By “universality” of the PSD, it is implied that almost all chronic conditions can be located on the PSD spectrum and compared on a common basis of symptom severity. The claim for the universality is based on demonstrating that RA and FM do not differ on the PSD and associated symptoms when the PSD is statistically controlled for. There are 2 issues here. The first concerns the adequacy of the PSD as a representative measure of FM and symptom severity in general¹¹. An important feature of any psychometric scale is how well the construct is defined and how representative it is of the construct that it purportedly measures. The PSD is narrow in content because 81% of the PSD is devoted to pain locations and fatigue/energy (25 of 31 points)¹². It is therefore not surprising that RA/FM similarity is found, given that their symptoms are common to many chronic conditions (e.g., pain, fatigue, lack of energy, depressed mood). By contrast, the Symptom Impact Questionnaire (SIQR)¹³ contains more symptoms and can discriminate between FM, RA, and systemic lupus erythematosus, using the symptoms of “difficulty sitting for 45 minutes” and “tenderness to touch”¹⁴. Moreover, in a study to find the best symptoms that distinguish FM from other patients with chronic pain, the symptom of “persistent deep ache over most of the body” was far more discriminatory than a visual analog scale pain rating¹⁵. These SIQR questions are not used in the PSD.

The second concern is the use of a statistical control to demonstrate the equivalency of FM and RA on symptom burden. That the results showed equivalency between the 2 groups is not surprising: if the PSD is a primary determinant of RA/FM symptom differences, then controlling for the PSD may erase or attenuate differences on PSD and correlated outcomes.
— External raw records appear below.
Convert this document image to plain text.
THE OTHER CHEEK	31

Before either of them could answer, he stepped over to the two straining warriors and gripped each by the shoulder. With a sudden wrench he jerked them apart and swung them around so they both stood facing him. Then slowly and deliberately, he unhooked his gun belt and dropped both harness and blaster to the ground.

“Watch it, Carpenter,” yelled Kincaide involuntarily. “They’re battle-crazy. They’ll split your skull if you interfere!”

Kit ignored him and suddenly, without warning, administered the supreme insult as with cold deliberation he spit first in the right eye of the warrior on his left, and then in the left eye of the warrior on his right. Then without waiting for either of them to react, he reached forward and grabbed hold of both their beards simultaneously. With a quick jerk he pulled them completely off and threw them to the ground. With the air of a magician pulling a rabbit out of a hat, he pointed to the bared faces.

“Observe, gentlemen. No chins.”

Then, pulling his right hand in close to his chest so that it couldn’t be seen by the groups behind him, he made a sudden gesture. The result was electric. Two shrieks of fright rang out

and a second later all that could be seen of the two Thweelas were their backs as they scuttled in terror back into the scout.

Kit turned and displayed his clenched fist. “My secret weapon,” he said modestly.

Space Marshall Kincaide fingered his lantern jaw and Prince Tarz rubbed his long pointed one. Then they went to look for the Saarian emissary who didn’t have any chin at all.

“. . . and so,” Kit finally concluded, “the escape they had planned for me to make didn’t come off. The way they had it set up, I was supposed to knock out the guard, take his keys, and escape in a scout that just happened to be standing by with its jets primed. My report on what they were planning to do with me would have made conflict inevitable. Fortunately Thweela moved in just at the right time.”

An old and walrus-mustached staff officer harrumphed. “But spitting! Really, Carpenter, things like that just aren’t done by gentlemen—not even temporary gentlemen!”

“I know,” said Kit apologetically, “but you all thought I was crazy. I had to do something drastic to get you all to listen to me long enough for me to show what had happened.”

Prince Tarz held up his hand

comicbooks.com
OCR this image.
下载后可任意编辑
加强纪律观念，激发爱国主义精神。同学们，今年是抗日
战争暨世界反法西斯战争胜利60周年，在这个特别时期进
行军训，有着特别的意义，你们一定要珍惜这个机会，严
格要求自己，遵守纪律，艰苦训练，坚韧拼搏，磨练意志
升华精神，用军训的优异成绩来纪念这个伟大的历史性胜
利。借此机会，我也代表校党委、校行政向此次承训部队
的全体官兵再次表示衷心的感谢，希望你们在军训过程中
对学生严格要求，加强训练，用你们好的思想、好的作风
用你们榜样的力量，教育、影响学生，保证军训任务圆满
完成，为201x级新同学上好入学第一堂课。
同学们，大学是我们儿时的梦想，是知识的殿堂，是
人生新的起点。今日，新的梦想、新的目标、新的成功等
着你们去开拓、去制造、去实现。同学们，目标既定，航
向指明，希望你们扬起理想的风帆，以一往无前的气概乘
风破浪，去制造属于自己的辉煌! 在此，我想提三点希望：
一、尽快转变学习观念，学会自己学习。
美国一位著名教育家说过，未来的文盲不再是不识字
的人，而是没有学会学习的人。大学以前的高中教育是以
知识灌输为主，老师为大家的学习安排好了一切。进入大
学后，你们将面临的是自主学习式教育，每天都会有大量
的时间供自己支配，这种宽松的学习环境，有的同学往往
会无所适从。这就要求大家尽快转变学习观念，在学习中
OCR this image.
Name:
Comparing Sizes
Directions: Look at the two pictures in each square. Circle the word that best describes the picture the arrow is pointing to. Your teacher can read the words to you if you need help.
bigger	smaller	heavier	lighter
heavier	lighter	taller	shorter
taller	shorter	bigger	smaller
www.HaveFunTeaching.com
This article³ centers on the PSD scale as an organizing tool for making the argument that RA can be used as an ideal control group for comparative studies of pain in FM. The title, with its focus on primary and secondary FM, may be misleading because the actual analysis compares RA and FM, not primary and secondary FM. In the process of doing so, the article claims that the 2016 criteria have more than 90% accuracy, with a receiver-operation characteristic curve of 97%. This statement may be misleading because it will be read to mean that the PSD has an extraordinary accuracy in identifying patients with FM. However, the 90% accuracy is generated from 2 indices derived from the same underlying PSD measure, in that the predictor variable is the PSD and the classification variable is the 2016 criteria, which uses the PSD in its diagnostic algorithm; hence they are 2 sides of the same coin and are not independent assessments. It is for this reason that a nearly perfect area under the curve of 0.97 was generated. In fact, the 2016 criteria identified only 53% of FM as defined by physicians contributing to the NDB.

Because of the increasing realization that FM has associations with many other disorders, the question of the equivalency of primary and secondary FM is no longer germane, as most patients with “primary” FM will be found to have comorbidities.